Lakes, mountains and the arts
Is there a need for ‘Cultural Destinations’ funding in the Lake District, a region already full of tourists? Definitely, says Richard Foster.
In many ways the Lakes was the UK’s first cultural destination. It was the Lake District landscape which informed William Gilpin’s first essay on the picturesque, which in turn resulted in the first guide book to the Lakes, written by Thomas West in 1778, where the author sought to find parallels between the paintings of Claude Lorrain and locations in the Lakeland hills. Since then innumerable artists and writers, from William Wordsworth to Kurt Schwitters and Andy Goldsworthy, have found creative inspiration from the hills and in turn inspired millions of visitors from across the globe to visit this region.
So why the need for VisitEngland and Arts Council England to fund a Cultural Destinations project which seeks “to establish the Lake District as the UK’s leading rural cultural destination”? Isn’t that an argument that was won 200 years ago?
We seek to inspire the tourism sector to see cultural tourists as a high-spending and motivated emerging market
Well, I would argue that it’s a message that has been rather swamped over the last hundred years, as the Lakes has become the adventure capital of England, fuelled by the millions of walkers, climbers and adrenalin junkies that visit the region for outdoor activities. Ironically the way we appreciate landscapes, particularly mountainous ones, as beautiful and picturesque is a cultural concept, and one which was fully realised in the Lakes. But it’s also a concept which has become commonplace and taken for granted after 200 years. One of the core activities of the Cultural Destinations project is to support the application to UNESCO for registration of the Lake District as a World Heritage Site, under its cultural landscape designation and to use this as a way of attracting overseas visitors to cultural venues in the region. The designation will also re-emphasise the cultural aspects of the region for UK-based visitors and focus their attention on the cultural content of the Lake District.

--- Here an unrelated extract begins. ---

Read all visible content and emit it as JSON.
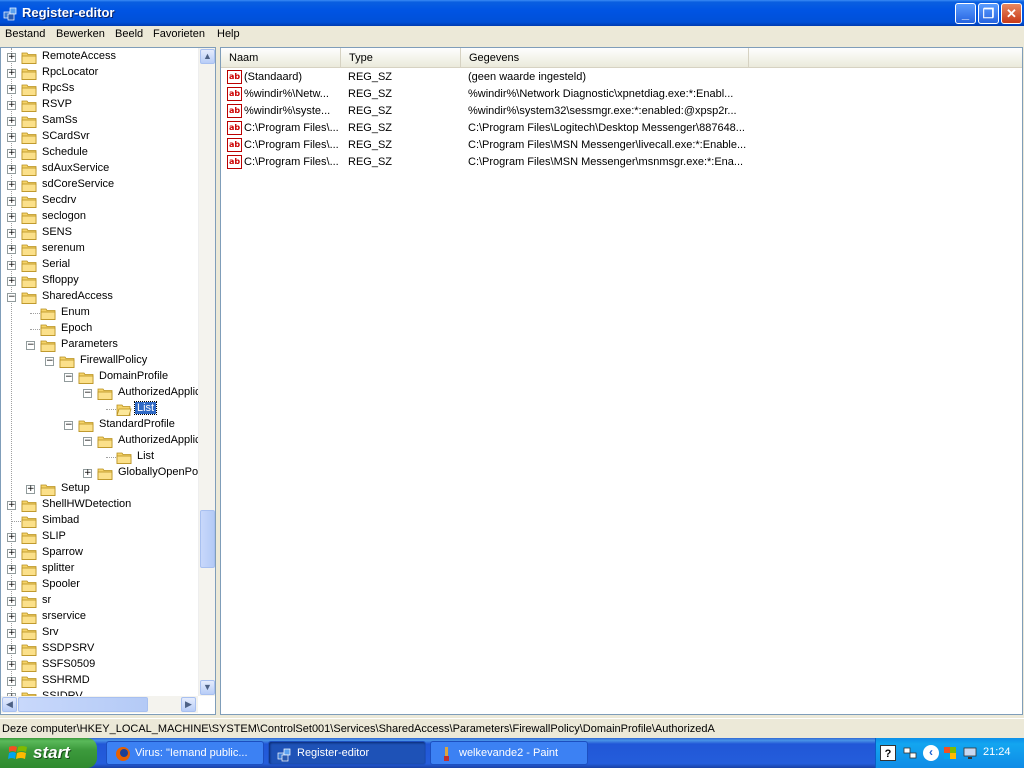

More pragmatically, the Cultural Destinations project, led by Lakes Culture, a consortium of Lakeland venues and organisations, seeks to bring two closely related but currently separate sectors together in a more symbiotic relationship. For a 200-year-old destination you would imagine that tourism and the arts would be working hand in glove – and in some ways this is true. Since 1890 the Wordsworth Trust has operated a tourist attraction based around Wordsworth’s home, and the income from visitors supports its work as a centre for Romanticism and contemporary poets. Other cultural organisations, such as the Theatre by the Lake in Keswick, the Lakeland Arts Trust’s galleries at Abbot Hall in Kendal and Blackwell Arts and Crafts House in Bowness-on-Windermere, behave in a similar way, offering innovative and high-quality activity funded in part by the visitor pound. However, the Cultural Destinations project seeks to bring this close working relationship into play across the Lakes. We seek to inspire the tourism sector to see cultural tourists as a high-spending and motivated emerging market that will support a wide range of businesses (accommodation, retail, transport) and increase their resilience.
Indeed, our research shows that cultural tourists spend almost twice as much and stay longer than the average visitor to the Lakes. Additionally, we seek to convince arts and cultural venues that along with local residents, visitors offer an additional audience that is keen to engage with their arts programme, again supporting their business resilience in an era of reduced funding. To this end, the Cultural Destinations project commissioned Blue Sail Consulting to review the current cultural tourism offer and its potential for growth. The research has been distilled into a Strategy for Cultural Tourism in the Lakes, which forms the blueprint of our three-year project. Additionally, a brand story, created with Blue Sail emphasises the quality and uniqueness of the contemporary cultural offer in the Lake District, inspired by its location – a story which Lakes Culture seeks all organisations to adopt, adapt and disseminate to potential visitors and industry partners alike.
This task is supported by an online toolkit available to all tourism partners. Partnership is at the heart of the project between the ten organisations which comprise Lakes Culture, but especially with Cumbria Tourism (CT), the region’s destination management organisation. CT provides the link between the tourism and cultural sectors and it will be the inheritor of results and developments brought about by the three-year Cultural Destinations project. It supports the brand message in the wider activity and has been commissioned to deliver a range of marketing and PR initiatives. It also provides informed research activity for the project and its website is at the heart of the process of converting potential tourists into actual visitors.
But along with supporting the financial resilience of cultural and tourism businesses, I believe this activity generates opportunities to create and celebrate new work which is unique and particular to its location. Individual venues like my own, the Brewery Arts Centre in Kendal, have used our location to challenge artists to create new and particular work, including New York-based hip hop dance company Decadancetheatre, which created a new work during its residency in the Lakes, in part as a response to the landscape around them. Lakes Culture is reinforcing this message with four new commissions during its Lakes Ignite festival.
So cultural tourism has a significant role to play in the Lakes. Visitors have and will continue to contribute to our financial resilience and our creative ambitions. Equally, new art will continue to be created which both challenges and celebrates our unique location.
Richard Foster is Artistic Director of the Brewery Arts Centre, Kendal.